South Africa: Government unveils market-friendly budget; hopes to avert credit rating downgrade on 23 March
President Cyril Ramaphosa’s government faced its first major test on 21 February, just six days after Ramaphosa took office, with the unveiling of the 2018 budget. The bill was closely scrutinized by markets, and a credit rating decision by Moody’s, due on 23 March, depends on the government’s fiscal plans. A downgrade would mean that all three major credit rating agencies, including S&P Global Ratings and Fitch Ratings, would rate South African bonds as sub-investment grade or junk. It would likely trigger a sell-off of South African debt; put pressure on the currency, exacerbating the country’s debt burden; and could derail the incipient economic recovery. While most analysts consider that the measures introduced will be sufficient to stave off a credit rating downgrade, at least in the near term, more needs to be done to address structural imbalances.

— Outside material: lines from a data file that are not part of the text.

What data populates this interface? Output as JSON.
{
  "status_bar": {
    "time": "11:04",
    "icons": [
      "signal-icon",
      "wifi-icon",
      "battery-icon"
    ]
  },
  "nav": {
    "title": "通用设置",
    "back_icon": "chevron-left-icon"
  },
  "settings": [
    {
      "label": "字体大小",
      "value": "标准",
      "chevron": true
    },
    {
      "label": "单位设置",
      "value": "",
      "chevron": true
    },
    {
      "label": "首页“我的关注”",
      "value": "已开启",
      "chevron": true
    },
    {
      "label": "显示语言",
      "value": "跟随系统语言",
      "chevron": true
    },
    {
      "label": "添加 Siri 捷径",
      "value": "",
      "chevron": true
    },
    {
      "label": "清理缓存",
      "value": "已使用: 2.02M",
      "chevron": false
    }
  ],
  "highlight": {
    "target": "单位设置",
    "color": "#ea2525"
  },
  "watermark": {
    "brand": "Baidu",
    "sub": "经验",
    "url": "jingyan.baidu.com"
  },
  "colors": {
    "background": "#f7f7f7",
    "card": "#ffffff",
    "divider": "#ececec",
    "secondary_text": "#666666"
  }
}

Since Ramaphosa became head of the ANC last December and subsequently assumed the presidency, confidence has generally improved, which could play into the upcoming decision by Moody’s. Commenting on this, economist Peter Attard Montalto, of Nomura, argued that a credit downgrade would be averted not by the specific policies in the budget, but by restored political confidence owing to higher expectations of better economic management and policymaking:
“The budget was minimally sufficient to stabilize debt-to-GDP below 60%, but overall growth is doing most of the heavy lifting. However, the political transition should mean agencies give some benefit of the doubt in the short run and so we expect Moody’s to leave its ratings unchanged this month, but long-run ratings risk remains from Eskom and other fiscal shocks like public-sector wages.”

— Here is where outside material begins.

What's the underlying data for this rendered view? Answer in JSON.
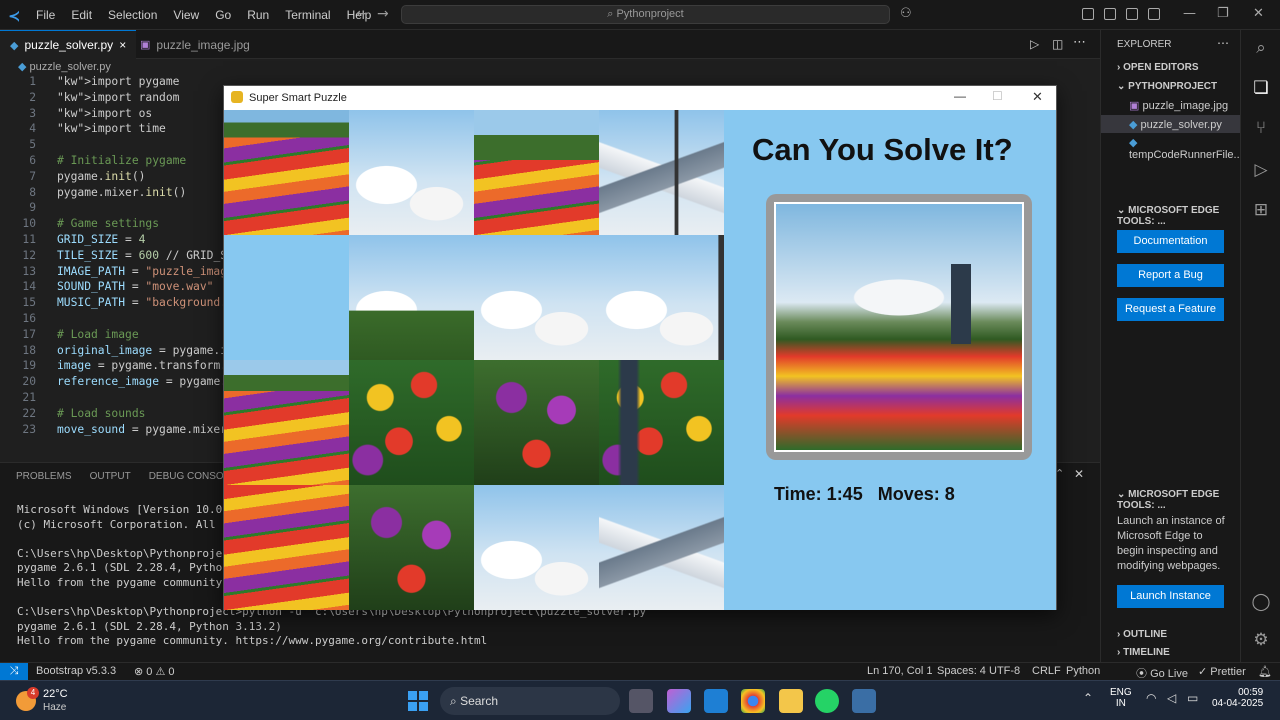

The budget includes a mix of higher taxes and more moderate spending. An increase in the VAT, the first since 1993 (from 14% to 15%, effective 1 April), was the most notable provision, reaffirming Ramaphosa’s commitment to mending the economy despite the political costs. Higher taxes on alcohol and tobacco, fuel and luxury goods were also introduced, while adjustments were made to the tax brackets on top income earners. These measures are aimed at lowering the fiscal deficit, from an estimated 4.3% in FY 2017/2018 to a revised 3.6% in FY 2018/2019 (previous estimate: 3.9% deficit) and further the next fiscal year. The government now forecasts the public-debt-to-GDP ratio will start declining in FY 2023/2024, after stabilizing in fiscal years 2021/2022 and 2022/2023 at 56.2%. Previously, it had been seen steadily increasing until FY 2025/2026.

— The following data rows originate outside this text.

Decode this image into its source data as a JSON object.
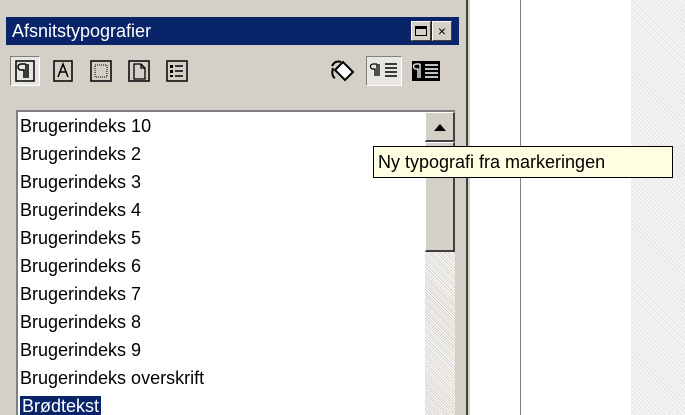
{
  "window": {
    "title": "Afsnitstypografier",
    "minimize_label": "",
    "close_label": "×"
  },
  "toolbar": {
    "buttons": [
      {
        "name": "paragraph-styles",
        "icon": "pilcrow-icon",
        "pressed": true
      },
      {
        "name": "character-styles",
        "icon": "letter-a-icon",
        "pressed": false
      },
      {
        "name": "frame-styles",
        "icon": "frame-icon",
        "pressed": false
      },
      {
        "name": "page-styles",
        "icon": "page-icon",
        "pressed": false
      },
      {
        "name": "list-styles",
        "icon": "list-icon",
        "pressed": false
      },
      {
        "name": "fill-format-mode",
        "icon": "paint-bucket-icon",
        "pressed": false
      },
      {
        "name": "new-style-from-selection",
        "icon": "new-style-icon",
        "pressed": true
      },
      {
        "name": "update-style",
        "icon": "update-style-icon",
        "pressed": false
      }
    ]
  },
  "styles_list": {
    "items": [
      "Brugerindeks 10",
      "Brugerindeks 2",
      "Brugerindeks 3",
      "Brugerindeks 4",
      "Brugerindeks 5",
      "Brugerindeks 6",
      "Brugerindeks 7",
      "Brugerindeks 8",
      "Brugerindeks 9",
      "Brugerindeks overskrift",
      "Brødtekst"
    ],
    "selected": "Brødtekst"
  },
  "tooltip": {
    "text": "Ny typografi fra markeringen"
  },
  "colors": {
    "titlebar": "#0a246a",
    "face": "#d4d0c8",
    "tooltip_bg": "#ffffe1",
    "selection": "#0a246a"
  }
}
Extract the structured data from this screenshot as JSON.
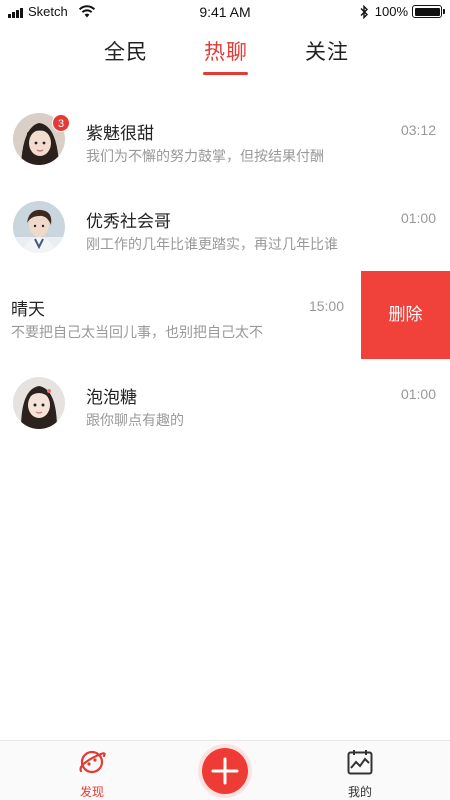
{
  "status_bar": {
    "carrier": "Sketch",
    "time": "9:41 AM",
    "battery": "100%",
    "battery_level": 1.0
  },
  "tabs": [
    {
      "label": "全民"
    },
    {
      "label": "热聊"
    },
    {
      "label": "关注"
    }
  ],
  "active_tab": "热聊",
  "chats": [
    {
      "name": "紫魅很甜",
      "message": "我们为不懈的努力鼓掌，但按结果付酬",
      "time": "03:12",
      "unread": "3",
      "avatar": "girl-avatar"
    },
    {
      "name": "优秀社会哥",
      "message": "刚工作的几年比谁更踏实，再过几年比谁",
      "time": "01:00",
      "avatar": "boy-avatar"
    },
    {
      "name": "晴天",
      "message": "不要把自己太当回儿事，也别把自己太不",
      "time": "15:00",
      "delete_label": "删除"
    },
    {
      "name": "泡泡糖",
      "message": "跟你聊点有趣的",
      "time": "01:00",
      "avatar": "girl-avatar-2"
    }
  ],
  "bottom_nav": {
    "discover": {
      "label": "发现",
      "icon": "planet-icon"
    },
    "add": {
      "icon": "plus-icon"
    },
    "mine": {
      "label": "我的",
      "icon": "calendar-chart-icon"
    }
  },
  "colors": {
    "accent": "#e53935",
    "delete_bg": "#f0413b",
    "muted_text": "#999999"
  }
}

Overall, the budget’s provisions were modest overall. The debt-to-GDP outlook is set to remain elevated and decline only modestly in the long-term, while the fiscal deficit will also remain sizable. The budget is based on an assumption of 1.5% growth in 2018 and a 1.8% expansion in 2019, but public accounts could deteriorate further if growth sputters or tax collections underperform. Major challenges such as governance of state-owned enterprises (SOEs), the sustainability of government spending and the debt burden of SOEs, a weak legal framework, and job creation still need to be addressed; these are necessary to improving the economy’s momentum and healing public finances. On this point, senior economist Elize Kruger from Oxford Economics stated, “If structural problems are not addressed in the coming years, growth will remain sluggish over the longer term.”